Local roads are bad and destined to get worse, Lamorinda city officials say, and it's time to pony up and pay the piper.
Both Moraga and Orinda have drafted language asking locals and "out of towners" to pay a little extra for local purchases, with the money accrued through an adjusted sales tax put toward fixing local roads.
In Moraga, consultants and city leaders say the extra penny for some purchases will add an estimated $1 million to city coffers and pave the way for, well -- paving local roadways identified as being bumpier than usual and "at risk."
Backers, and most everyone seems to be behind the move, said improving local roads needs to be a priority for the town as ignoring the problem will only mean a more drastic decline -- and more money -- down the road.

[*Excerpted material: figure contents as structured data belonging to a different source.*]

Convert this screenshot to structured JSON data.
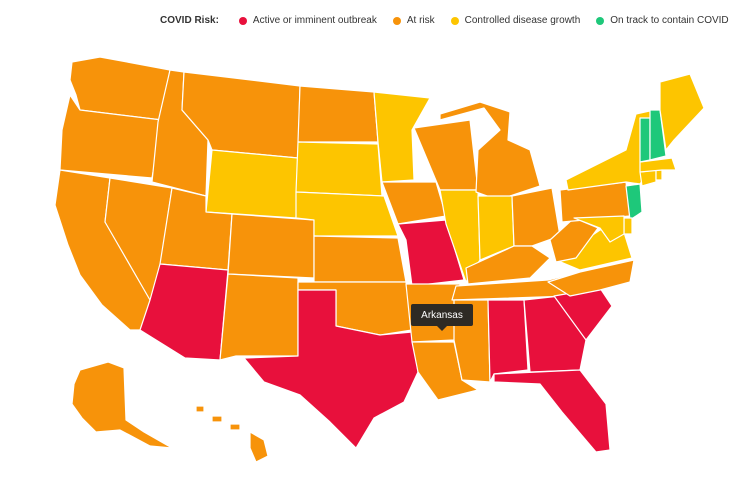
{
  "legend": {
    "title": "COVID Risk:",
    "items": [
      {
        "label": "Active or imminent outbreak",
        "color": "#e8103c"
      },
      {
        "label": "At risk",
        "color": "#f7930a"
      },
      {
        "label": "Controlled disease growth",
        "color": "#fdc500"
      },
      {
        "label": "On track to contain COVID",
        "color": "#1ec87a"
      }
    ]
  },
  "colors": {
    "red": "#e8103c",
    "orange": "#f7930a",
    "yellow": "#fdc500",
    "green": "#1ec87a"
  },
  "tooltip": {
    "text": "Arkansas"
  },
  "state_risk": {
    "WA": "orange",
    "OR": "orange",
    "CA": "orange",
    "NV": "orange",
    "ID": "orange",
    "MT": "orange",
    "WY": "yellow",
    "UT": "orange",
    "AZ": "red",
    "CO": "orange",
    "NM": "orange",
    "ND": "orange",
    "SD": "yellow",
    "NE": "yellow",
    "KS": "orange",
    "OK": "orange",
    "TX": "red",
    "MN": "yellow",
    "IA": "orange",
    "MO": "red",
    "AR": "orange",
    "LA": "orange",
    "WI": "orange",
    "IL": "yellow",
    "MI": "orange",
    "IN": "yellow",
    "OH": "orange",
    "KY": "orange",
    "TN": "orange",
    "MS": "orange",
    "AL": "red",
    "GA": "red",
    "FL": "red",
    "SC": "red",
    "NC": "orange",
    "VA": "yellow",
    "WV": "orange",
    "PA": "orange",
    "NY": "yellow",
    "NJ": "green",
    "DE": "yellow",
    "MD": "yellow",
    "CT": "yellow",
    "RI": "yellow",
    "MA": "yellow",
    "VT": "green",
    "NH": "green",
    "ME": "yellow",
    "AK": "orange",
    "HI": "orange"
  }
}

Food, prescription drugs, rent and professional services will be exempt from the tax, a move aimed at lessening the impact on residents living on fixed incomes. As a local measure, all monies garnered by the tax will remain local -- and out of reach of a cash-hungry state government.
Moraga's latest tax would remain in place for 20 years -- if it meets with majority approval. Although few, if any, local voices have spoken against the proposal, Town Manager Jill Keimach has said the town will continue to seek state and federal monies to effect repairs on local roadways -- but that the current rate of decline may exceed the town's ability to keep pace with those needed repairs.